Bolsonaro será escrutinado, e de seu papel em Davos e no comando do Planalto nesses primeiros meses de 2019 dependerá boa parte dos fluxos de investimentos produtivos no Brasile as perspectivas de crescimento econômico nos próximos anos.
Um tema de atenção de potenciais investidores no Brasil, porém, estará em Brasília. Pela primeira vez desde 1985, um militar estará à frente da Presidência da República. O vice-presidente, general Hamilton Mourão, assume interinamente na noite deste domingo a cadeira de Bolsonaro e ali permanecerá sentado até a sexta-feira, 25. Mourão avisou que seguirá as ordens em vigor.
No ano passado, o evento recebeu o presidente americano, Donald Trump, que usou o palco para garantir que seu governo focaria em seu slogan “America First” (Primeiro a América). Na ocasião, o chefe de Estado da China, Xi Jinping, foi quem surgiu no palco do Fórum com mensagem em favor do sistema multilateral. Desta vez, Trump não vai aos Alpes suíços nem enviará representantes por conta da paralisia parcial do governo federal. A situação calamitosa é ditada por sua queda de braço com os democratas do Congresso em torno de seu projeto de construção de um muro na fronteira com o México.
Ameaça e opções
Em Davos, há reconhecimento, pela primeira vez, de que o descontentamento global é uma ameaça à economia e à estabilidade política. Não por acaso, o tema de Davos neste ano é a “Globalização 4.0”. Daí a importância do que Bolsonaro falará sobre a redução do protecionismo comercial brasileiro e também sobre o “globalismo”, a tese defendida por seu chanceler, Ernesto Araújo, sobre a contaminação do sistema econômico mundial pelo marxismo cultural.

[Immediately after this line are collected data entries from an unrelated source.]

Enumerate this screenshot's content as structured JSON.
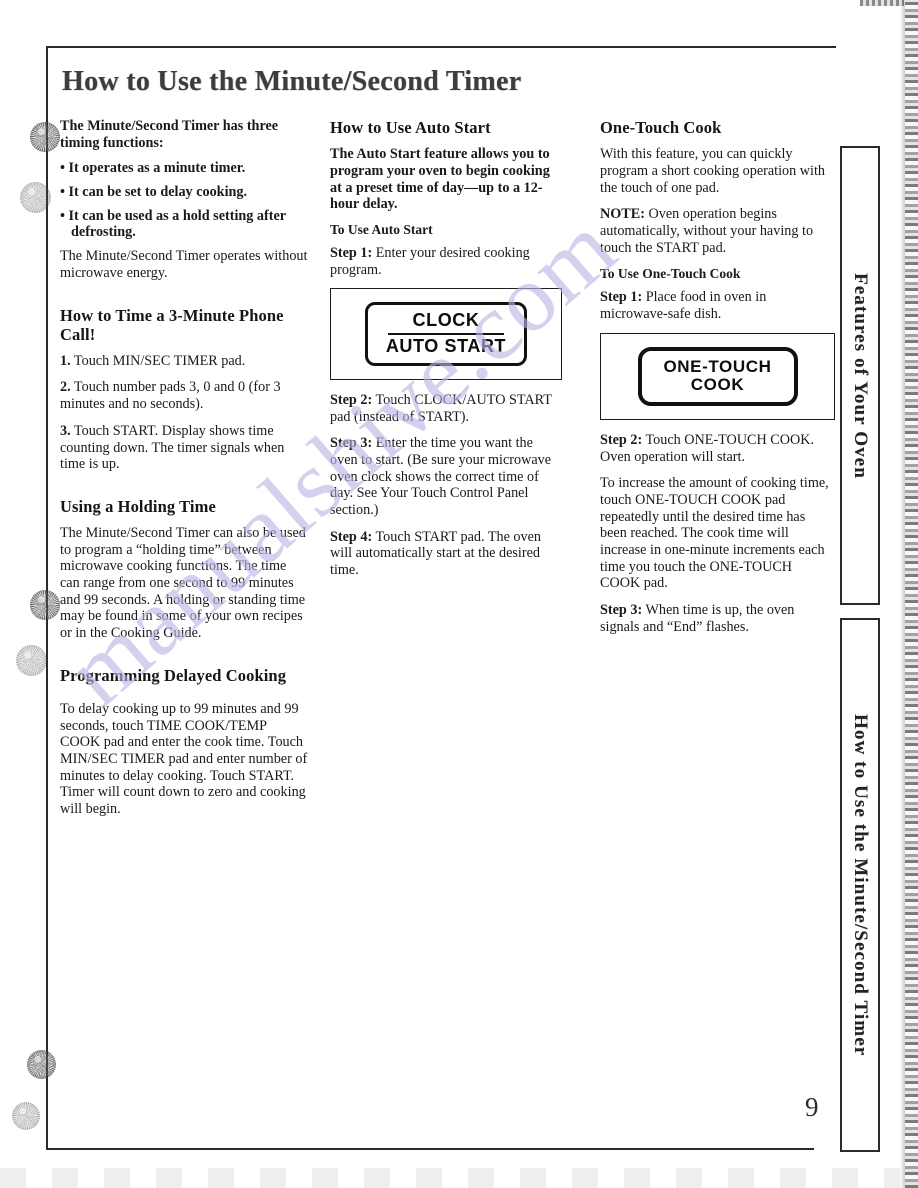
{
  "document": {
    "title": "How to Use the Minute/Second Timer",
    "page_number": "9"
  },
  "watermark": {
    "text": "manualshive.com"
  },
  "side_tabs": [
    {
      "label": "Features of Your Oven"
    },
    {
      "label": "How to Use the Minute/Second Timer"
    }
  ],
  "column_1": {
    "intro": "The Minute/Second Timer has three timing functions:",
    "bullets": [
      "• It operates as a minute timer.",
      "• It can be set to delay cooking.",
      "• It can be used as a hold setting after defrosting."
    ],
    "intro_note": "The Minute/Second Timer operates without microwave energy.",
    "section_phone": {
      "heading": "How to Time a 3-Minute Phone Call!",
      "steps": [
        {
          "lead": "1.",
          "text": " Touch MIN/SEC TIMER pad."
        },
        {
          "lead": "2.",
          "text": " Touch number pads 3, 0 and 0 (for 3 minutes and no seconds)."
        },
        {
          "lead": "3.",
          "text": " Touch START. Display shows time counting down. The timer signals when time is up."
        }
      ]
    },
    "section_holding": {
      "heading": "Using a Holding Time",
      "body": "The Minute/Second Timer can also be used to program a “holding time” between microwave cooking functions. The time can range from one second to 99 minutes and 99 seconds. A holding or standing time may be found in some of your own recipes or in the Cooking Guide."
    },
    "section_delayed": {
      "heading": "Programming Delayed Cooking",
      "body": "To delay cooking up to 99 minutes and 99 seconds, touch TIME COOK/TEMP COOK pad and enter the cook time. Touch MIN/SEC TIMER pad and enter number of minutes to delay cooking. Touch START. Timer will count down to zero and cooking will begin."
    }
  },
  "column_2": {
    "heading": "How to Use Auto Start",
    "intro_bold": "The Auto Start feature allows you to program your oven to begin cooking at a preset time of day—up to a 12-hour delay.",
    "subheading": "To Use Auto Start",
    "step1": {
      "lead": "Step 1:",
      "text": " Enter your desired cooking program."
    },
    "pad": {
      "name": "clock-auto-start-pad",
      "line1": "CLOCK",
      "line2": "AUTO START",
      "has_divider": true
    },
    "step2": {
      "lead": "Step 2:",
      "text": " Touch CLOCK/AUTO START pad (instead of START)."
    },
    "step3": {
      "lead": "Step 3:",
      "text": " Enter the time you want the oven to start. (Be sure your microwave oven clock shows the correct time of day. See Your Touch Control Panel section.)"
    },
    "step4": {
      "lead": "Step 4:",
      "text": " Touch START pad. The oven will automatically start at the desired time."
    }
  },
  "column_3": {
    "heading": "One-Touch Cook",
    "intro": "With this feature, you can quickly program a short cooking operation with the touch of one pad.",
    "note": {
      "lead": "NOTE:",
      "text": " Oven operation begins automatically, without your having to touch the START pad."
    },
    "subheading": "To Use One-Touch Cook",
    "step1": {
      "lead": "Step 1:",
      "text": " Place food in oven in microwave-safe dish."
    },
    "pad": {
      "name": "one-touch-cook-pad",
      "line1": "ONE-TOUCH",
      "line2": "COOK",
      "has_divider": false
    },
    "step2": {
      "lead": "Step 2:",
      "text": " Touch ONE-TOUCH COOK. Oven operation will start."
    },
    "body": "To increase the amount of cooking time, touch ONE-TOUCH COOK pad repeatedly until the desired time has been reached. The cook time will increase in one-minute increments each time you touch the ONE-TOUCH COOK pad.",
    "step3": {
      "lead": "Step 3:",
      "text": " When time is up, the oven signals and “End” flashes."
    }
  },
  "colors": {
    "ink": "#1a1a1a",
    "rule": "#2a2a2a",
    "watermark": "#b9b6e4",
    "paper": "#ffffff"
  }
}
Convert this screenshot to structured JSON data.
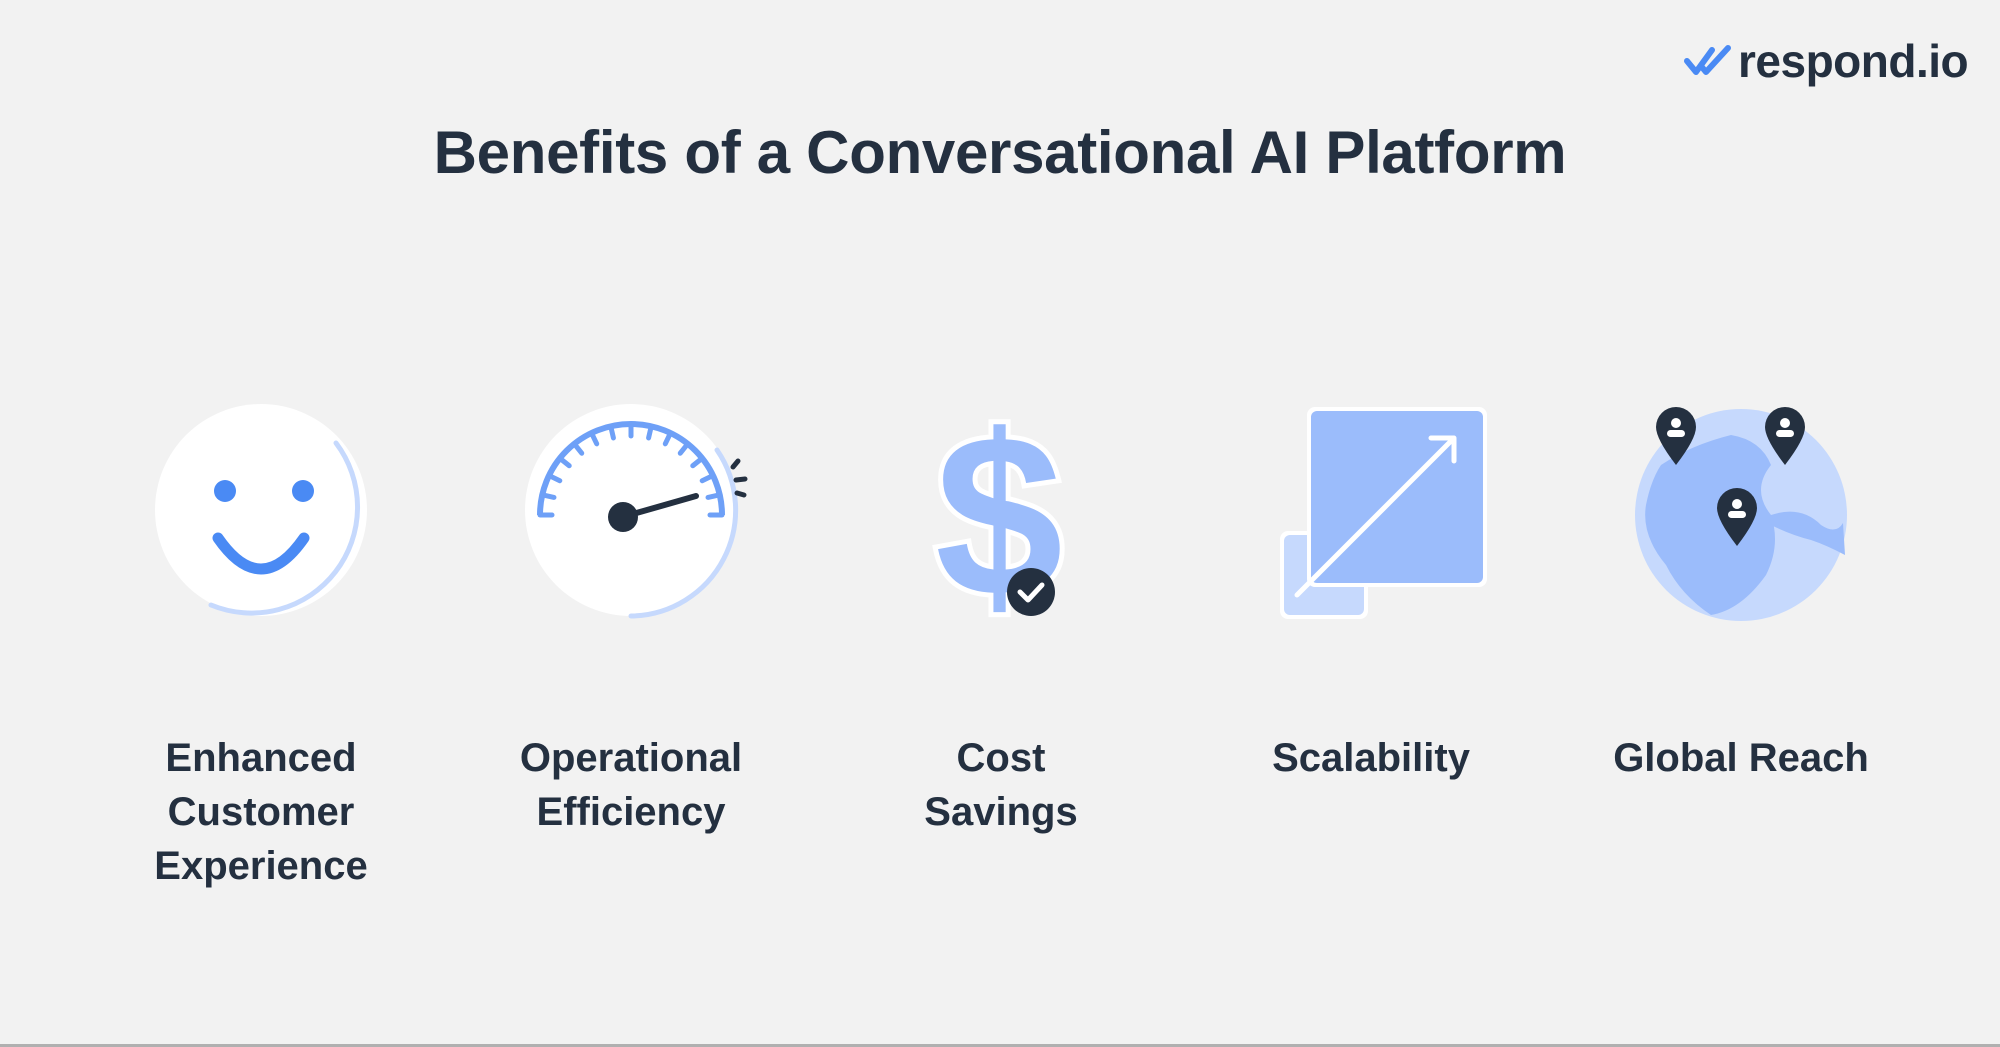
{
  "brand": {
    "name": "respond.io",
    "logo_icon": "double-check-icon"
  },
  "title": "Benefits of a Conversational AI Platform",
  "colors": {
    "background": "#f2f2f2",
    "text": "#243040",
    "accent_blue": "#4a8af4",
    "light_blue": "#9bbcfb",
    "pale_blue": "#c6d9fd"
  },
  "benefits": [
    {
      "label": "Enhanced\nCustomer\nExperience",
      "icon": "smiley-face-icon"
    },
    {
      "label": "Operational\nEfficiency",
      "icon": "speedometer-icon"
    },
    {
      "label": "Cost\nSavings",
      "icon": "dollar-check-icon"
    },
    {
      "label": "Scalability",
      "icon": "scale-up-arrow-icon"
    },
    {
      "label": "Global Reach",
      "icon": "globe-pins-icon"
    }
  ]
}
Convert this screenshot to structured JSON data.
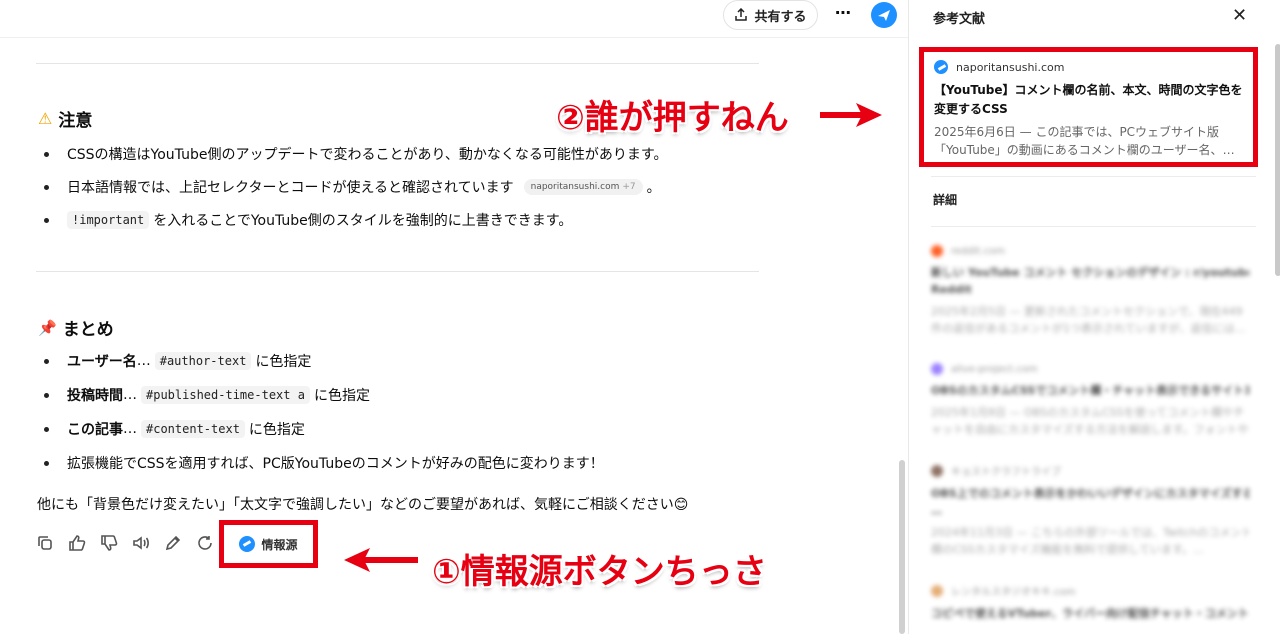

Araújo o acompanhará na jornada à Suíça, assim como os ministro da Economia, Paulo Guedes, da Justiça, Sergio Moro, do Gabinete de Segurança Institucional, general Augusto Heleno, da Casa Civil, Gustavo Bebbiano. Em seu séquito estarão ainda presentes o embaixador Mário Vilalva, presidente da Agência de Promoção de Exportações, Marcos Troyjo, secretário de Comércio Exterior, o deputado federal Eduardo Bolsonaro e Filipe Martins, assessor internacional do Planalto.
Em um “manifesto” que servirá de base para os debates desta semana, o fundador do fórum, Klaus Schwab, defende mais a “coordenação internacional” do que a “cooperação”. Sua manobra conceitual é interpretada como uma tentativa de acomodar a globalização aos anseios nacionalistas atuais.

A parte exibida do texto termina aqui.